I'm parsing a Uint8 array that is an HTML document. It contains a script tag which in turn contains JSON data that I would like to parse.
I first converted the array to text:
data = Buffer.from(str).toString('utf8')
I then searched for the script tag, and extracted the string containing the JSON:
... {\"phrase\":\"Go to \"California\"\",\"color\":\"red\",\"html\":\"<div class=\"myclass\">Ok</div>\"} ...
I then did a replace to clean it up.
data = data.replace(/\\"/g, "\"").replace(/\\/g, "").
{"phrase":"Go to "California"","color":"red","html":"<div >Ok</div>"}
I tried to parse using JSON.parse() and got an error because the attributes contain quotes.
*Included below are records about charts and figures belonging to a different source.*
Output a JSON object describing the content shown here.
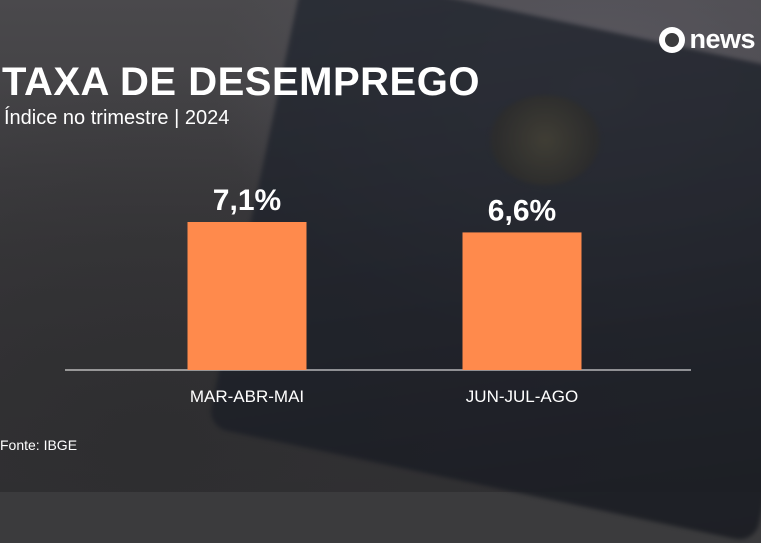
{
  "brand": {
    "logo_text": "news"
  },
  "title": "TAXA DE DESEMPREGO",
  "subtitle": "Índice no trimestre | 2024",
  "source": "Fonte: IBGE",
  "colors": {
    "bar": "#ff8a4c",
    "text": "#ffffff",
    "baseline": "#ffffff"
  },
  "chart_data": {
    "type": "bar",
    "categories": [
      "MAR-ABR-MAI",
      "JUN-JUL-AGO"
    ],
    "values": [
      7.1,
      6.6
    ],
    "value_labels": [
      "7,1%",
      "6,6%"
    ],
    "title": "TAXA DE DESEMPREGO",
    "subtitle": "Índice no trimestre | 2024",
    "ylim": [
      0,
      7.1
    ],
    "grid": false,
    "legend": "none"
  }
}
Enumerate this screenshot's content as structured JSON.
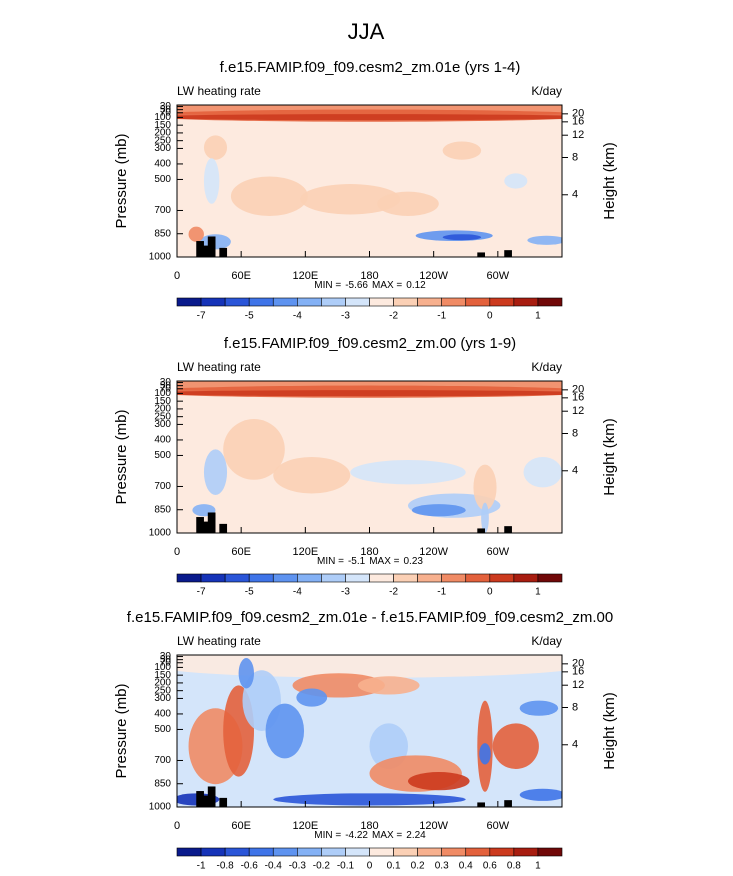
{
  "title": "JJA",
  "panels": [
    {
      "title": "f.e15.FAMIP.f09_f09.cesm2_zm.01e (yrs 1-4)",
      "left_label": "LW heating rate",
      "right_label": "K/day",
      "y_label": "Pressure (mb)",
      "y2_label": "Height (km)",
      "xlim": [
        0,
        360
      ],
      "xticks": [
        0,
        {
          "value": 60,
          "label": "60E"
        },
        {
          "value": 120,
          "label": "120E"
        },
        180,
        {
          "value": 240,
          "label": "120W"
        },
        {
          "value": 300,
          "label": "60W"
        }
      ],
      "ylim": [
        1000,
        20
      ],
      "yticks": [
        1000,
        850,
        700,
        500,
        400,
        300,
        250,
        200,
        150,
        100,
        70,
        50,
        30
      ],
      "y2ticks": [
        4,
        8,
        12,
        16,
        20
      ],
      "min_label": "MIN =",
      "min": -5.66,
      "max_label": "MAX =",
      "max": 0.12,
      "colorbar": {
        "ticks": [
          -7,
          -5,
          -4,
          -3,
          -2,
          -1,
          0,
          1
        ],
        "colors": [
          "#0a1a8c",
          "#1533b8",
          "#2a55d8",
          "#3f74e8",
          "#5e93f0",
          "#84b1f5",
          "#aecdf8",
          "#d4e5fa",
          "#fdeadf",
          "#fbd0b5",
          "#f7b08e",
          "#f08b65",
          "#e3613c",
          "#cc3a1e",
          "#a81d10",
          "#700808"
        ]
      }
    },
    {
      "title": "f.e15.FAMIP.f09_f09.cesm2_zm.00 (yrs 1-9)",
      "left_label": "LW heating rate",
      "right_label": "K/day",
      "y_label": "Pressure (mb)",
      "y2_label": "Height (km)",
      "xlim": [
        0,
        360
      ],
      "xticks": [
        0,
        {
          "value": 60,
          "label": "60E"
        },
        {
          "value": 120,
          "label": "120E"
        },
        180,
        {
          "value": 240,
          "label": "120W"
        },
        {
          "value": 300,
          "label": "60W"
        }
      ],
      "ylim": [
        1000,
        20
      ],
      "yticks": [
        1000,
        850,
        700,
        500,
        400,
        300,
        250,
        200,
        150,
        100,
        70,
        50,
        30
      ],
      "y2ticks": [
        4,
        8,
        12,
        16,
        20
      ],
      "min_label": "MIN =",
      "min": -5.1,
      "max_label": "MAX =",
      "max": 0.23,
      "colorbar": {
        "ticks": [
          -7,
          -5,
          -4,
          -3,
          -2,
          -1,
          0,
          1
        ],
        "colors": [
          "#0a1a8c",
          "#1533b8",
          "#2a55d8",
          "#3f74e8",
          "#5e93f0",
          "#84b1f5",
          "#aecdf8",
          "#d4e5fa",
          "#fdeadf",
          "#fbd0b5",
          "#f7b08e",
          "#f08b65",
          "#e3613c",
          "#cc3a1e",
          "#a81d10",
          "#700808"
        ]
      }
    },
    {
      "title": "f.e15.FAMIP.f09_f09.cesm2_zm.01e - f.e15.FAMIP.f09_f09.cesm2_zm.00",
      "left_label": "LW heating rate",
      "right_label": "K/day",
      "y_label": "Pressure (mb)",
      "y2_label": "Height (km)",
      "xlim": [
        0,
        360
      ],
      "xticks": [
        0,
        {
          "value": 60,
          "label": "60E"
        },
        {
          "value": 120,
          "label": "120E"
        },
        180,
        {
          "value": 240,
          "label": "120W"
        },
        {
          "value": 300,
          "label": "60W"
        }
      ],
      "ylim": [
        1000,
        20
      ],
      "yticks": [
        1000,
        850,
        700,
        500,
        400,
        300,
        250,
        200,
        150,
        100,
        70,
        50,
        30
      ],
      "y2ticks": [
        4,
        8,
        12,
        16,
        20
      ],
      "min_label": "MIN =",
      "min": -4.22,
      "max_label": "MAX =",
      "max": 2.24,
      "colorbar": {
        "ticks": [
          -1,
          -0.8,
          -0.6,
          -0.4,
          -0.3,
          -0.2,
          -0.1,
          0,
          0.1,
          0.2,
          0.3,
          0.4,
          0.6,
          0.8,
          1
        ],
        "colors": [
          "#0a1a8c",
          "#1533b8",
          "#2a55d8",
          "#3f74e8",
          "#5e93f0",
          "#84b1f5",
          "#aecdf8",
          "#d4e5fa",
          "#fdeadf",
          "#fbd0b5",
          "#f7b08e",
          "#f08b65",
          "#e3613c",
          "#cc3a1e",
          "#a81d10",
          "#700808"
        ]
      }
    }
  ]
}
Is there a way to process this further using a regex ? Or perhaps a library? I am working with Cheerio, so can use that if helpful.
CodePudding user response:
The escape characters are necessary if you want to parse the JSON. The embedded quotes would need to be double escaped, so the extracted text isn't even valid JSON.
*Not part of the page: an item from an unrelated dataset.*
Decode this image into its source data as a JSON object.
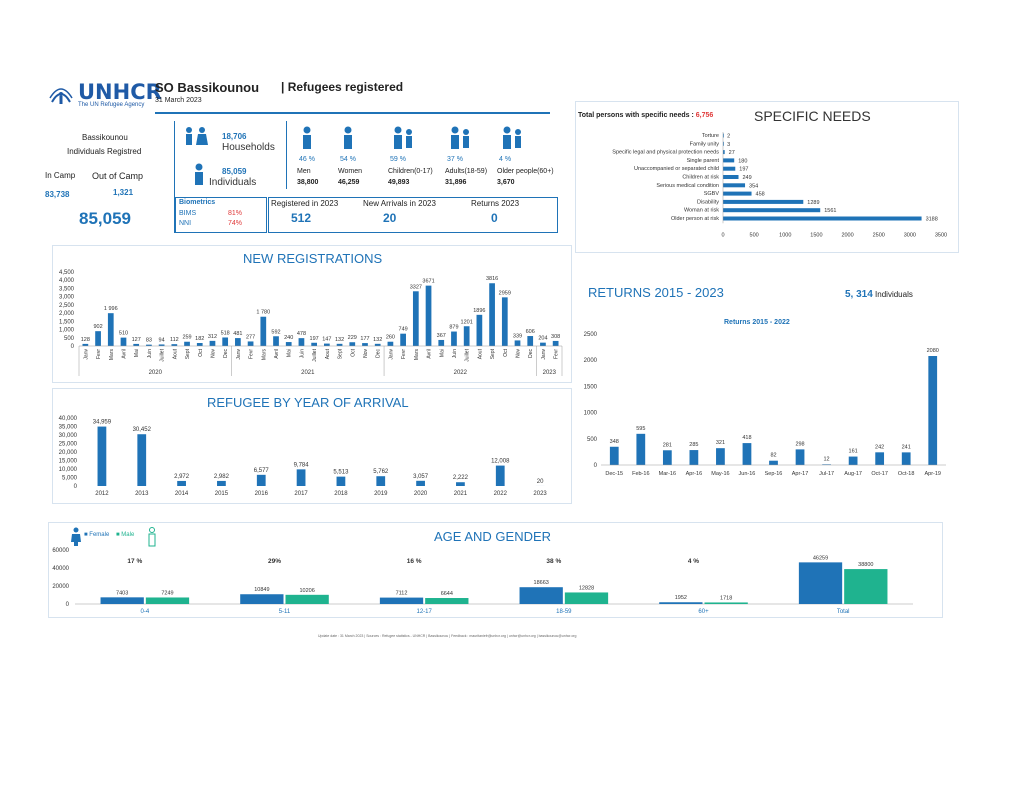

"{\"phrase\":\"Go to \\\"California\\\"\",\"color\":\"red\",\"html\":\"<div class=\\\"myclass\\\">Ok</div>\"}"
or, using single quotes:
'{"phrase":"Go to \\"California\\"","color":"red","html":"<div class=\\"myclass\\">Ok</div>"}'
CodePudding user response:
Thanks.
After some more tinkering around, I realized that I should have encoded the data to Uint8 at the source (a Lambda function) before transmitting it for further processing. So now, I have:
- Text
- Encoded text to Uint8
- Return from Lambda function.
- Decode from Uint8 to text
- Process readily as no escape characters.
Before, I was skipping step 2. And so Lambda was encoded the text however it does by default.